One of the five campuses of the Istanbul Technical University, the Maçka Campus, is located in Maçka. The main building of ITU's Maçka Campus was originally built in 1834 (renovated in 1873) as the Maçka Barracks (Maçka Kışlası) of the Ottoman Army.

==Design==
Maçka Palas (1922) designed by Giulio Mongeri in the style of Milanese palazzos houses the Emporio Armani, Armani Café and Gucci stores in the Nişantaşı quarter of Istanbul.

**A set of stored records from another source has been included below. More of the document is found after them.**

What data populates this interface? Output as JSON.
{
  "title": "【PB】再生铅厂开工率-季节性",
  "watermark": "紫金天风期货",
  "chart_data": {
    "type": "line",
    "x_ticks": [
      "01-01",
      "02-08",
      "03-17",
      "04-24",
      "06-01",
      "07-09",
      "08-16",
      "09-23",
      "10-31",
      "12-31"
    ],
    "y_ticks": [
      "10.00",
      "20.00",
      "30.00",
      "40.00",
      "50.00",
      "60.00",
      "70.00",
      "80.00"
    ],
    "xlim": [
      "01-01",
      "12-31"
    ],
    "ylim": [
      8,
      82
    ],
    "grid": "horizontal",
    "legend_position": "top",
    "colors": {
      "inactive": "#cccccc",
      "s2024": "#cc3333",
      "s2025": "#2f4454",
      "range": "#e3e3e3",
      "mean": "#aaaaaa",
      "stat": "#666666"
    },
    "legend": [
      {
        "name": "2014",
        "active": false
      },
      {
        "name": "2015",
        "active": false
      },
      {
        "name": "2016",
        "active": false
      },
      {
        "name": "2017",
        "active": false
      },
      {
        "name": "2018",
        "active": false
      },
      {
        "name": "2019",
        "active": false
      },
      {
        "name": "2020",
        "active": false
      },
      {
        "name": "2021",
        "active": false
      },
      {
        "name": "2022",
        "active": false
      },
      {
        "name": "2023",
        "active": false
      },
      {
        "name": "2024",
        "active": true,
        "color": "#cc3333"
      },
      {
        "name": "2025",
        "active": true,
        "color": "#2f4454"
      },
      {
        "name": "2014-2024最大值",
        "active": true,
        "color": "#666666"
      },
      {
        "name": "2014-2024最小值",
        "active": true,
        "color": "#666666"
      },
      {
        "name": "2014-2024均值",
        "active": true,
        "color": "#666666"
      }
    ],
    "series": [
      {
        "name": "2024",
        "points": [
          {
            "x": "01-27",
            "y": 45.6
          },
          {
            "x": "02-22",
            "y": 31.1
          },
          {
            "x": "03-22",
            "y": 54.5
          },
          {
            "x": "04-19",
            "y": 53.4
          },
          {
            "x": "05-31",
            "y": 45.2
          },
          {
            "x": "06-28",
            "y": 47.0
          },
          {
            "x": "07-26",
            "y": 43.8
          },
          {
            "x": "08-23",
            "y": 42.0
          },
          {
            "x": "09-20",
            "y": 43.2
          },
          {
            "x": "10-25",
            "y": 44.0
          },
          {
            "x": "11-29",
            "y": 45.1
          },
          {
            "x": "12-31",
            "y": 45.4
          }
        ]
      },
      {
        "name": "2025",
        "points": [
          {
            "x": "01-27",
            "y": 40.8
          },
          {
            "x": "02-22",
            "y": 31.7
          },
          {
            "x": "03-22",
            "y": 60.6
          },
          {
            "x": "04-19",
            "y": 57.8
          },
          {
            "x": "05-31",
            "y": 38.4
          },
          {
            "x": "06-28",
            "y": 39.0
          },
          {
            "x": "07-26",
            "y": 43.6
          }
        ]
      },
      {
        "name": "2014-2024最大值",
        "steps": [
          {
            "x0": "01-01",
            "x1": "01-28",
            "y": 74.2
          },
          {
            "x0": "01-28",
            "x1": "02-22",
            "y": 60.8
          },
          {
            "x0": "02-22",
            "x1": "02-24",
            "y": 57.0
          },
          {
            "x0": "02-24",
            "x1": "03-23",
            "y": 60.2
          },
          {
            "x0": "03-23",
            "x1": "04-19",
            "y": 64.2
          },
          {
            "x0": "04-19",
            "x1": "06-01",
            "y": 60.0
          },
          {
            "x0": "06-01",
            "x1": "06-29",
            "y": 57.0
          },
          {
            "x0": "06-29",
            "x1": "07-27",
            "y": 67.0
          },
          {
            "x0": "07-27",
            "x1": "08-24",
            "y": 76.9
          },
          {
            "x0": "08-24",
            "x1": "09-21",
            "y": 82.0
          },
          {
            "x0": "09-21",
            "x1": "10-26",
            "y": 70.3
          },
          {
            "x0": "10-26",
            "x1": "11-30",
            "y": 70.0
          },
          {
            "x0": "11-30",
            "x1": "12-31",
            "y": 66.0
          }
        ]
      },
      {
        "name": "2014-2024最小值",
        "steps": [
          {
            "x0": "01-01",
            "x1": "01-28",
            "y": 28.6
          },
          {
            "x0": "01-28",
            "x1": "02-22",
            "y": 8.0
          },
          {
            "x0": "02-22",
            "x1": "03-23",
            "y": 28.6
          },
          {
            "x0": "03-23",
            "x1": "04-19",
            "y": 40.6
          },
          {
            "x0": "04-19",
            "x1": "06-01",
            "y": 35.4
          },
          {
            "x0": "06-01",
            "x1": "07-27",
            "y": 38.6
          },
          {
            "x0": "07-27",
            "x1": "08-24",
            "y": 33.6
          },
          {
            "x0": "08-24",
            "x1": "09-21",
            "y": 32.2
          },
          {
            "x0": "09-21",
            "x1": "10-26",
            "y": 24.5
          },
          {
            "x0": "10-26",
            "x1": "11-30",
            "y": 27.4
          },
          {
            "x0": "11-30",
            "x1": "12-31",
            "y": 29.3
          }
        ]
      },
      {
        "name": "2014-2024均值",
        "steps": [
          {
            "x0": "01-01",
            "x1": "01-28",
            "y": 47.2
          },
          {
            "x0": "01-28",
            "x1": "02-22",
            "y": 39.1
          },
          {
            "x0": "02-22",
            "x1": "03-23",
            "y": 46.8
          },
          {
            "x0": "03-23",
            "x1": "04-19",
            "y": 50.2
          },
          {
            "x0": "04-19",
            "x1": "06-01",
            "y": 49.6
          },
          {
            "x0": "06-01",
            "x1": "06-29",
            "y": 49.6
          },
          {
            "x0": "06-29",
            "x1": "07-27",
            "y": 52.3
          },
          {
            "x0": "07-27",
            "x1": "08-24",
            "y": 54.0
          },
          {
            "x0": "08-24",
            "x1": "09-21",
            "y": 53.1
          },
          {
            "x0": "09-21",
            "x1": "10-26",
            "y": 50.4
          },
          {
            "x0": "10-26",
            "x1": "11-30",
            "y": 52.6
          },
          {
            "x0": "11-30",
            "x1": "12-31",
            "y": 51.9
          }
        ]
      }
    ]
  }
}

Giulio Mongeri also designed the Italianate style Maçka Technical High School (Maçka Akif Tuncel Teknik ve Endüstri Meslek Lisesi) building right across Maçka Palas, which was originally constructed to become Italy's new embassy in Istanbul, but was granted to the Republic of Turkey after Ankara became the new Turkish capital in 1923; being used as a high school building ever since.

The two-station Maçka Gondola lift line Tf1 connects Maçka with Taşkışla close to Taksim Square over a 42 m deep green valley, in which the Maçka Democracy Park, an urban park, is located.